The National Council of Teachers of Mathematics has come out with a new set of recommendations for the teaching of math. Headlines on the subject have said things like “Back to the Basics” and “No More Fuzzy Math,” but that is just the irritating way headlines fail to jibe with reality. In fact, the new recommendations merely suggest focal points for each grade. They continue to encourage problem-solving and algebraic thinking at every grade level, and continue to mandate basic skills in calculation and so on, but they are saying “If you can only get a few things across, let it be this group.” And “this” is the usual counting in kindergarten, adding in first grade, subtraction in second grade, multiplication in third, and division in fourth, along with the math topics (that’s stuff like measurement) as usual. The NCTM is, I think, responding not so much to the possible overdoing of the discovery method as to the test-driven panic over long lists of things like having kindergartners say “rhombus” and practicing all possible varieties of graphs each year in case one shows up on the test.

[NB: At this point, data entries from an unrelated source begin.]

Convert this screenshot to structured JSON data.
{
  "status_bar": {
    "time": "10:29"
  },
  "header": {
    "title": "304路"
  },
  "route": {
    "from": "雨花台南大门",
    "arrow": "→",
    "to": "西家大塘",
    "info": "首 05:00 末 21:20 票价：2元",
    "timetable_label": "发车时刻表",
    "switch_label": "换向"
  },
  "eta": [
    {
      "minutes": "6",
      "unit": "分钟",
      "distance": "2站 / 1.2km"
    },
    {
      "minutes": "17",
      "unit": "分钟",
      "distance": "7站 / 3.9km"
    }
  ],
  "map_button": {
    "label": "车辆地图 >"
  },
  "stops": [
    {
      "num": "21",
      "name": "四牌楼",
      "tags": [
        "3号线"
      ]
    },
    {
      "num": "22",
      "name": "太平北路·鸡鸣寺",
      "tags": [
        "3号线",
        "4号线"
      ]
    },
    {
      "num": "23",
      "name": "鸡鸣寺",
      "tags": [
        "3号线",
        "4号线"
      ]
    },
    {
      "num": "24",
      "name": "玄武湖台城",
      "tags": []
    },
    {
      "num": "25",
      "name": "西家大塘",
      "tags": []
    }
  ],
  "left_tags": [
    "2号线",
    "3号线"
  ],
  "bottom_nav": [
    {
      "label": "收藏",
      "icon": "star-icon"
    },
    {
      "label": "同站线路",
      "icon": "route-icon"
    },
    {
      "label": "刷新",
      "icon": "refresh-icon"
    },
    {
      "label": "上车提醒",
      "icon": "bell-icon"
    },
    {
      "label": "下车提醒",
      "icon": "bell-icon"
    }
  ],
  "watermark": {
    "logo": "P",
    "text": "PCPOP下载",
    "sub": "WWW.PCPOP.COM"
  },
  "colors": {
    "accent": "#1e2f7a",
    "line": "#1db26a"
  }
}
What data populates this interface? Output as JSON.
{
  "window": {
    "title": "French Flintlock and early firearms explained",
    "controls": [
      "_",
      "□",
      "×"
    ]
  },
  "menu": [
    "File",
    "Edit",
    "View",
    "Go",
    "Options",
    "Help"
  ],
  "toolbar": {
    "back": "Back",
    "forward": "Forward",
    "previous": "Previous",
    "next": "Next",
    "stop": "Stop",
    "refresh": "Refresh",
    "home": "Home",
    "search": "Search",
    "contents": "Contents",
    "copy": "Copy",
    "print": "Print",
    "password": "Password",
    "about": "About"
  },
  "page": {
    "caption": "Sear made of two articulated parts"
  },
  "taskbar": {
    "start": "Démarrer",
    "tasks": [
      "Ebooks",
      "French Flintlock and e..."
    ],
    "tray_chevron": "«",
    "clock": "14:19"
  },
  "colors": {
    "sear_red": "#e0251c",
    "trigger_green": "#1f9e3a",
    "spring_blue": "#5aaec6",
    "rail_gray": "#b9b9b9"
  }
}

Education is very fashion-driven, and it is usual to behave as though every new thing were New! and Exciting! when it’s really just the hemlines going up and down.

Then Knitsteel was saying that geometry was the most important thing. If you are only going to teach your kids a little math, she said, let it be geometry.

The combination of these two discussions have made think about what little bit of math would really be the most important.

I have to say that I don’t ever favor knowing just a little bit. We live for a long time nowadays, and we ought surely to be learning every day, so we have time to learn a lot of things.

But if you were only going to have a little knowledge of math, for the sake of argument, what would you pick?

Now that Blessing (That Man’s new assistant) is on the force at work, there are accounting conversations going on. When That Man and I have conversations, they tend to be about music, politics, where mislaid items might be, and things like last week’s “Did you throw away the giraffe’s bottom, by any chance?”

He and Blessing say things like “So they overpaid #42763, but underpaid on the 9th, so they have a credit of 12 cents, reflected in the $10,724 on the second page.” I say, “What’s 12 cents between friends?” and they look at me uncomprehendingly.

Perhaps knowing about money would be handy. The accountants always use calculators, of course, but the way they throw around the names of all those numbers shows that they could do without them if they had to. Faced with piles of papers and people overpaying and underpaying, I would probably just cry. Is this a specialized skill, or something we all could benefit from?

Music involves math, of course. Our director once announced that it was “just math,” as thought that would make it easer for the choir to get the syncopation accurately. Our director loves syncopation, and works diligently toward crisp rhythms. And knitting is all math, in exactly the same way that music is all math. In both cases, it is probably mostly ratios and measurement of various kinds.

So we need to be able to calculate, estimate, measure, and comprehend ratios.

You need fractions for cooking. Sometimes for knitting, too. In fact, fractions and decimals are required for most calculations in the real world. Things are rarely so tidy that you can just go with whole numbers. And we have to be able to tell time and to work with time a little for cooking and for scheduling.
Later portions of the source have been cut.